Por Martha Ortiz
Cuando inicié mi trabajo profesional como cocinera hace 20 años, es decir, cuando decidí convertirme en esclava voluntaria del romanticismo del sabor (aunado a la difícil tarea del emprendimiento gastronómico en un mundo masculino), me di cuenta con tragos amargos lo que esto significaba: ser desafiante, distinta, rara, arrojada, sin voz que tuviera eco y con ingredientes tan importantes como ser mujer. Ante tanto quebranto y arrebato, decidí, casi de manera inconsciente, hacer poco a poco una carrera profesional a mi entender independiente, obedeciendo a mis capacidades y otras sazones, como ser exótica y patriótica.
A manera de resumen, obtuve prestigio y éxito a la par de probar a cucharadas cierto amargor. Fui castigada y quemada como bruja en mi propio caldero: primero, la flecha cobarde en el aire de Águila y Sol (del águila caída todos quieren penacho) y después el desengaño de Dulce Patria que, a pesar de pisar fuerte, se volvió amarga. Sin embargo, mi yo cocinera sigue cabalgando como la imagen que inventé para edificar otros pequeños reinos, pueblos y ejidos con la máxima del saber como sabor, o más bien, los sabores del saber.
Durante estos años he podido comprobar la forma en que el patriarcado ha permeado muchas tradiciones gastronómicas y, tal como el azúcar al buñuelo, se pega en los labios con cierta sensación de poderío. Por ello es importante sacudirlo con fuerza.
Constato una vez más que las cocinas son matrices del poderío femenino y que en ellas habitan las emperatrices no coronadas de todos los elementos, brujas de la alquimia y seductoras del placer profundo. Y, por qué no, también verdaderas inventoras e innovadoras de la tradición culinaria.
Con las manos en la masa, desde mis inicios como cocinera me hice varias preguntas y sus respuestas se han convertido en recetas y preparaciones, es decir, manjares con un nuevo nombre y la ceremonia de un nuevo bautismo con agua de azahar y rosas para escribir con palabra cocinada mi propia tradición femenina e iniciar a otras en este aquelarre.

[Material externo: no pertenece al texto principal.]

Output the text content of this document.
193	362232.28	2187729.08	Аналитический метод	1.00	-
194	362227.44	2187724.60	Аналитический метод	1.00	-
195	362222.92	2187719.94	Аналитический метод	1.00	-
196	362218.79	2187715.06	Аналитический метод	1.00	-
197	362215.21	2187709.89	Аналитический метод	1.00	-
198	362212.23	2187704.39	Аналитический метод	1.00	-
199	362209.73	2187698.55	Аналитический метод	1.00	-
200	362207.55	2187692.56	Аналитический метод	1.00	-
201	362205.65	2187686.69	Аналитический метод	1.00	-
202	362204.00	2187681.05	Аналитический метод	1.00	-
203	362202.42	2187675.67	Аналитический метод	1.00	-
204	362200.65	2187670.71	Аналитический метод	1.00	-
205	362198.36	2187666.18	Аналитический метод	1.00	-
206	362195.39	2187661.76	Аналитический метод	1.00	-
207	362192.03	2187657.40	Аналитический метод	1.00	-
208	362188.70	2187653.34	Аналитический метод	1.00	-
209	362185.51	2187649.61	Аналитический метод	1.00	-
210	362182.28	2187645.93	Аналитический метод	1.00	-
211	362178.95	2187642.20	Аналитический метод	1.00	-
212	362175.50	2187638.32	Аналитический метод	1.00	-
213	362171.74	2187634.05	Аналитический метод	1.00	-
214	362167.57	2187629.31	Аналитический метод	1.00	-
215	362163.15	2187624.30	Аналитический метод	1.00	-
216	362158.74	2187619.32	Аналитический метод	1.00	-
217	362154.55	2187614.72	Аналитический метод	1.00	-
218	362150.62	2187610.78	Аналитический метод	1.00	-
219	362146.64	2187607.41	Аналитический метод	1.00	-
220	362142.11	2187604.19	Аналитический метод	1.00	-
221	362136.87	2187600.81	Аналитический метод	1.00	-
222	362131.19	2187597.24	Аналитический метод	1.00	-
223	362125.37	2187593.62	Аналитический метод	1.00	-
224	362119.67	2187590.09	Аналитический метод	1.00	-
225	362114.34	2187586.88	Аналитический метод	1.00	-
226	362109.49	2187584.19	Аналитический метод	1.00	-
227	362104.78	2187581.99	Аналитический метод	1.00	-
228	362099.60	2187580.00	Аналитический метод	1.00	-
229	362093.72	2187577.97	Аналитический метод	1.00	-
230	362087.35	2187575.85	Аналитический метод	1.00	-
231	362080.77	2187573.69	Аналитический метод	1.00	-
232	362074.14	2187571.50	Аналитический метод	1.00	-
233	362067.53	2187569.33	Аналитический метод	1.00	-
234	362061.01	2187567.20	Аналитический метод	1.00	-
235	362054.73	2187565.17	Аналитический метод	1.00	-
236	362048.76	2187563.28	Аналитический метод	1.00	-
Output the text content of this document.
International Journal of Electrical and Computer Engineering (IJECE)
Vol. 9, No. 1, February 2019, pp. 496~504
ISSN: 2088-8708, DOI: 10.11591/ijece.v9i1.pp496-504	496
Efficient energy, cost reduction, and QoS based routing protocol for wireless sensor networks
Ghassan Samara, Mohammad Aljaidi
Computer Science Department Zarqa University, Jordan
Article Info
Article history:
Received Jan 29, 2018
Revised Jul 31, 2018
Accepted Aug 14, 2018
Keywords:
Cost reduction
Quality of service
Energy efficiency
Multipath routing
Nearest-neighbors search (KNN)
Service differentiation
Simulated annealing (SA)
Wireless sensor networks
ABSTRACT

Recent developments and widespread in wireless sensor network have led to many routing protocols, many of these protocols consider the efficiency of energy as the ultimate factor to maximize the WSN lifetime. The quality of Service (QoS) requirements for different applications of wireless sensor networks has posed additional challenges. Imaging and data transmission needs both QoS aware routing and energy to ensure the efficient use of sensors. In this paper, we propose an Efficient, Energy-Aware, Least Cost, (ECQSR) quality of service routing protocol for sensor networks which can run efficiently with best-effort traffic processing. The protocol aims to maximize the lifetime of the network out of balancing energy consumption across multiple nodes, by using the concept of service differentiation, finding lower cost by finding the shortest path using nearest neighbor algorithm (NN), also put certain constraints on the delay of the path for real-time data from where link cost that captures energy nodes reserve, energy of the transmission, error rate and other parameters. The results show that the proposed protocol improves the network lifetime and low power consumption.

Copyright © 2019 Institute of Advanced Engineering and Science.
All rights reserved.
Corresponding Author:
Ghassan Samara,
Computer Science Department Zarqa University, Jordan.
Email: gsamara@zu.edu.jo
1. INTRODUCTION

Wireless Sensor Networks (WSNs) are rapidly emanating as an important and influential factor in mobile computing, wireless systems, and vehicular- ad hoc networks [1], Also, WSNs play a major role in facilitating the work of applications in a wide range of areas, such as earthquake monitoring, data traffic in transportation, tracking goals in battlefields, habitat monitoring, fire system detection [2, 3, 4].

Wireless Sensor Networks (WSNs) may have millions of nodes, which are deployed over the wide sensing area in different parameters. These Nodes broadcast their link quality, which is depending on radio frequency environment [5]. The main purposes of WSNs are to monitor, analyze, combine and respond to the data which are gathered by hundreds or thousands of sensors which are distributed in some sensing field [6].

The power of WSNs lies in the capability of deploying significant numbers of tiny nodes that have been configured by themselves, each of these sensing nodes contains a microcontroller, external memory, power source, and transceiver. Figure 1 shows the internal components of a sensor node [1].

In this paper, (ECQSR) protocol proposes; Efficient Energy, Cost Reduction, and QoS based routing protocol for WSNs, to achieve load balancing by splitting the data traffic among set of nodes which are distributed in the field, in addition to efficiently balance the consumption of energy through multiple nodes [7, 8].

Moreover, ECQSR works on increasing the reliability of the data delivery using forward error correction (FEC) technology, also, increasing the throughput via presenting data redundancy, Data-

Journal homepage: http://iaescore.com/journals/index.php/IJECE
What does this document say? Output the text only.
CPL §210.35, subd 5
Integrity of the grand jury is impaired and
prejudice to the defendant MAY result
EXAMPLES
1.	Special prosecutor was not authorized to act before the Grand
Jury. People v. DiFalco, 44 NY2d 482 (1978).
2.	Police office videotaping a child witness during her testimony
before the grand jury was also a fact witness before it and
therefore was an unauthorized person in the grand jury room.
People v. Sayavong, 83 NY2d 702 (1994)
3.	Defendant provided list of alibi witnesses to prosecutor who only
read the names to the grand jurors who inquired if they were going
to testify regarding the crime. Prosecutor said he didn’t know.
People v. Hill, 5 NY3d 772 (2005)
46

Así nació una de mis preparaciones predilectas: la rosca de Reinas Magas, en la cual el azúcar y otras decoraciones de frutas cubiertas (estrellas, lunas y soles) se tiñen por naturaleza de rosa, morado y blanco, y en su centro carnoso de masa habita una muñeca, también rosada. Mi diversión no termina al observar la cara de sorpresa y a veces disgusto de algunos varones que preguntan de dónde salió toda esta inventiva. Para mi sorpresa, también he registrado la preocupación de ciertas mujeres al salir premiadas con esa muñeca (que se convierte en castigo) y quedar obligadas a regalar e inventar tamales en la fiesta de La Candelaria. Como cocinera, yo me siento halagada de tener la oportunidad de preparar esos cuerpos líquidos de maíz con hojas para obtener como resultado esa joya comestible, esponjosa y perfecta.
Esta pequeña contribución a la reinvención de la tradición patriarcal reconvertida a feminismo comestible, es para mí una pequeña conquista, ya que mis Reinas Magas son mujeres de sus tiempos: inclusivas, multirraciales, divertidas, inteligentes, brujas, cocineras, escritoras, politólogas, historiadoras y de otras profesiones y oficios, bondadosas y capaces, y sobre todo dueñas de su propia recetas maestra de vida. Saben regalar y siguen a una estrella que es sueño y realidad para ver a todas en el cielo de sabores. A mordidas las festejamos con su gran rosca, que sólo se parte con cuchillo y cuchara grande.
Esta cuchara grande contiene al universo de sabores y nos permite probar la vida y servirnos en este 2023 con la maestría de la sazón y la gracia de una vida cocinada con valentía, amor y compasión. Y por supuesto también para celebrar las nuevas tradiciones de platillos reinventados desde la trinchera del fuego.